11:14 - It's coming down to that French dude who's last name starts with a J and Pitt. The Academy loves the Underdog, you know. Right? Surely Clooney won't get it. It was a good performance, but he's all ready won and the film was just shy of mediocre.
11:16 - The sound-filled dream in "The Artist" was such an overwrought moment. Not the best one they could have gone with.
Gary Oldman is the one who deserves to win. What a great performance. He won't win, because Oscar hates me, but he should.
11:18 - Yep, called it. Jean Dujardin gave a good performance, I guess. But it wasn't the best year or even the best of the nominees. I wish the person who actually earned the award would actually get it.
11:19 - Wow, a fifty minute Oscar show. I'm not sure if I would like to see that or not.
11:20 - He gave an okay speech.
Who's the drunken llama yodeling over the music?
11:23 - Things are winding down.
11:24 - I really sincerely hope that Michele Williams wins. She probably won't, because the Academy loves to pretend it cares about black people. But Williams should win.
11:25 - You know, between "The Help" and "Bridesmaids," there has been a lot of poop at the Oscars this year.

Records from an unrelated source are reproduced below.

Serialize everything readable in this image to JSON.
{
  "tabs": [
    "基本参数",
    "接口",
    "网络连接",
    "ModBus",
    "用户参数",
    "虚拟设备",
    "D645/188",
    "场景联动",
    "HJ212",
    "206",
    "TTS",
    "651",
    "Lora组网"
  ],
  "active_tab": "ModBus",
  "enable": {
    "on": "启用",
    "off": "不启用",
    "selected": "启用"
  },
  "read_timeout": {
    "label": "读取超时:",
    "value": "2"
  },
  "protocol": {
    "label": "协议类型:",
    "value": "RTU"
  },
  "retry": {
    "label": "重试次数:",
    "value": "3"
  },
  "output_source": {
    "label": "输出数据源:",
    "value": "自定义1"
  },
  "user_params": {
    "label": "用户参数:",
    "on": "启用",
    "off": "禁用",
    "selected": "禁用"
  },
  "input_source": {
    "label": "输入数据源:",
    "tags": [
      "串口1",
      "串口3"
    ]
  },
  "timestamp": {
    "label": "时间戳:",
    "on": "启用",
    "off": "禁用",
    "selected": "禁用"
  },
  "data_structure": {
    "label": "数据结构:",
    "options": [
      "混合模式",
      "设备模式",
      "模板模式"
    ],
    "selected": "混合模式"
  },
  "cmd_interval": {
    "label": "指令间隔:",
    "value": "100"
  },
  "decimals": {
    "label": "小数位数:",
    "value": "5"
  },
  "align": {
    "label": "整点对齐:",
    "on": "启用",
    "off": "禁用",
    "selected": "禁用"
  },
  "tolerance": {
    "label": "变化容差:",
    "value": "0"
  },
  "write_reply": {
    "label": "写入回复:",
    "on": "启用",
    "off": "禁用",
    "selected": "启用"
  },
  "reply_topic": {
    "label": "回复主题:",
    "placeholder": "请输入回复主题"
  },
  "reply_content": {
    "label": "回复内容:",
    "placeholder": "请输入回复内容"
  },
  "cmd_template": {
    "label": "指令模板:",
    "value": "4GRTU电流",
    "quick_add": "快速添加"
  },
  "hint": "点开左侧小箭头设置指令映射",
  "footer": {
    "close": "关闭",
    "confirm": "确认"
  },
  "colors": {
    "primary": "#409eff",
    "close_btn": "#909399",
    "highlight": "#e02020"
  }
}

Ronny Mara has a really unflattering haircut. For the record, Noomi Rapace probably should have been nominated for the original film.

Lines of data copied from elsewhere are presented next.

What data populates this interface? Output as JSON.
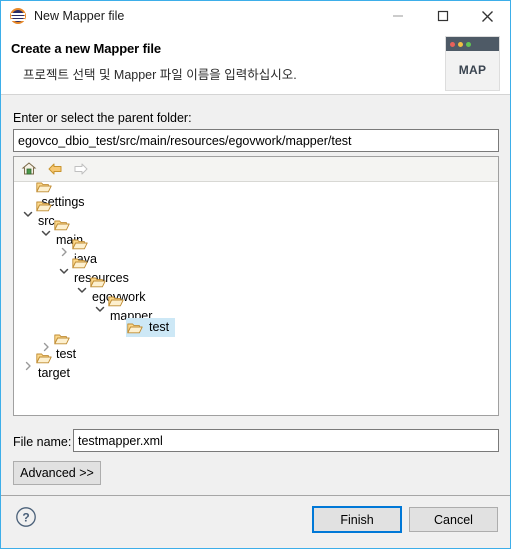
{
  "window": {
    "title": "New Mapper file",
    "icon": "eclipse-icon",
    "border_color": "#3daee9",
    "controls": [
      {
        "name": "minimize",
        "glyph": "minimize-icon"
      },
      {
        "name": "maximize",
        "glyph": "maximize-icon"
      },
      {
        "name": "close",
        "glyph": "close-icon"
      }
    ]
  },
  "header": {
    "title": "Create a new Mapper file",
    "subtitle": "프로젝트 선택 및 Mapper 파일 이름을 입력하십시오.",
    "banner_icon": {
      "name": "map-banner-icon",
      "label": "MAP",
      "dots": [
        "#e8615a",
        "#f1bf42",
        "#62c554"
      ],
      "bar_color": "#4e5a66"
    }
  },
  "form": {
    "parent_folder_label": "Enter or select the parent folder:",
    "parent_folder_value": "egovco_dbio_test/src/main/resources/egovwork/mapper/test",
    "parent_folder_placeholder": "",
    "file_name_label": "File name:",
    "file_name_value": "testmapper.xml",
    "file_name_placeholder": "",
    "advanced_label": "Advanced >>"
  },
  "tree": {
    "toolbar": [
      {
        "name": "home-icon",
        "enabled": true
      },
      {
        "name": "back-arrow-icon",
        "enabled": true
      },
      {
        "name": "forward-arrow-icon",
        "enabled": false
      }
    ],
    "selection_color": "#cde8f6",
    "rows": [
      {
        "label": ".settings",
        "depth": 1,
        "twisty": "none",
        "selected": false
      },
      {
        "label": "src",
        "depth": 1,
        "twisty": "expanded",
        "selected": false
      },
      {
        "label": "main",
        "depth": 2,
        "twisty": "expanded",
        "selected": false
      },
      {
        "label": "java",
        "depth": 3,
        "twisty": "collapsed",
        "selected": false
      },
      {
        "label": "resources",
        "depth": 3,
        "twisty": "expanded",
        "selected": false
      },
      {
        "label": "egovwork",
        "depth": 4,
        "twisty": "expanded",
        "selected": false
      },
      {
        "label": "mapper",
        "depth": 5,
        "twisty": "expanded",
        "selected": false
      },
      {
        "label": "test",
        "depth": 6,
        "twisty": "none",
        "selected": true
      },
      {
        "label": "test",
        "depth": 2,
        "twisty": "collapsed",
        "selected": false
      },
      {
        "label": "target",
        "depth": 1,
        "twisty": "collapsed",
        "selected": false
      }
    ]
  },
  "footer": {
    "help_icon": "help-icon",
    "finish_label": "Finish",
    "cancel_label": "Cancel",
    "focus_color": "#0078d7"
  }
}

11:27 - Apparently, I'm not the only one noticing the awful metallic feedback on the microphones tonight. I thought it was just my TV.
And, hell, why I'm here, fuck Meryl Streep. She deserves nothing. STOP HOARDING NOMINATIONS, DRAGON-QUEEN!

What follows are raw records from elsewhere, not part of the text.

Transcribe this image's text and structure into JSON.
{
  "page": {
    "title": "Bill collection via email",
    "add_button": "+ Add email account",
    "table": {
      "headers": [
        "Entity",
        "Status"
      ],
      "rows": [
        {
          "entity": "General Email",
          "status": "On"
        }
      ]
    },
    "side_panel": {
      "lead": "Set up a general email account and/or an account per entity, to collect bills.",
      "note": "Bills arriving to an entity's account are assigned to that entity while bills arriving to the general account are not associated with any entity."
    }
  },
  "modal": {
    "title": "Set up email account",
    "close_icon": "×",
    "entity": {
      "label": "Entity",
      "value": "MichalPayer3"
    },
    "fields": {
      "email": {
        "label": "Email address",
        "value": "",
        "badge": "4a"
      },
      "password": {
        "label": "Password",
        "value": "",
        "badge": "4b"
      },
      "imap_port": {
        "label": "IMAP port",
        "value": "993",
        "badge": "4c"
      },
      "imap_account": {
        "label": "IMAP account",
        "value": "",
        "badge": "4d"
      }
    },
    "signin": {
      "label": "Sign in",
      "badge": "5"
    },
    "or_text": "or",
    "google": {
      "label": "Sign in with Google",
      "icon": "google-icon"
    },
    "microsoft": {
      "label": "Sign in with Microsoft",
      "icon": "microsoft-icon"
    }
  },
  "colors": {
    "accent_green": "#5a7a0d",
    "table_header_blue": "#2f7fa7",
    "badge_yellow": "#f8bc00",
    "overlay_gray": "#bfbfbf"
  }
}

11:29 - WHAT THE FUCK??! BLARGHLARAHHHHHH!
11:30 - Seriously, I just spent the last minute letting off a long cry of obscene gibberish.
11:31 - Thanks for raising my blood pressure, Oscar. I'm going to drink this whole bottle.
11:32 - I'm am both incredibly sad and incredibly angry.
11:33 - Tom Cruise? Whatever. Put the bullet in its head, Academy.
11: 35 - Of course.
So what were the pleasant surprises this year? I'm thinking real hard. "Midnight in Paris" winning Best Original Screenplay was a surprise and not a totally unpleasant one. I'm glad "Girl with the Dragon Tattoo" won Best Editing. "Hugo" sweeping the technical awards was unexpected and maybe unearned, but it was a movie I enjoyed.
11:37 - I think "The Fantastic Flying Books of Morris Lessmore" winning Best Animated Short was the only win this night that I'm proud of and think was completely deserved. Christopher Plummer maybe too, though it's not like I've seen the movie. Everything else that won was either unearned (Fucking Meryl fucking Streep), a good film that won in the wrong category ("Hugo"), a good film that was nominated for the wrong thing ("The Muppets"), or something we knew was going to win as a foregone conclusion to the point there was no excitement or interest in it. ("The Artist.")
11:40 - Aside from the bullshit, how was the show? Eh. It started out really bad. All of the pre-taped comedy skits were terrible. Crystal was completely uninteresting. But a surprising number of the presenters were funny or entertaining. They really did cut down on the number of stupid montages no body cared about and I actually liked the pre-taped interviews for the most part. The acceptance speeches were mostly pretty good. There were no hilarious gaffs, outside of Streep fucking winning. I guess it evens out. Big improvement over 2011. Probably on the same level as 2010, maybe slightly above it.
11:43 - All right guys, I'm done. Now that Award Season is over, I can go back to reviewing horror films. (Which I will do, I swear.) As always, thank you so much for reading and watching along with me.
FUCK OPRAH WINFREY AND MERYL STREEP! MAY THE DEMONS THAT POSSESS THEM BE EXPELLED AND THEIR WITHERED BODIES BURST INTO FLAMES!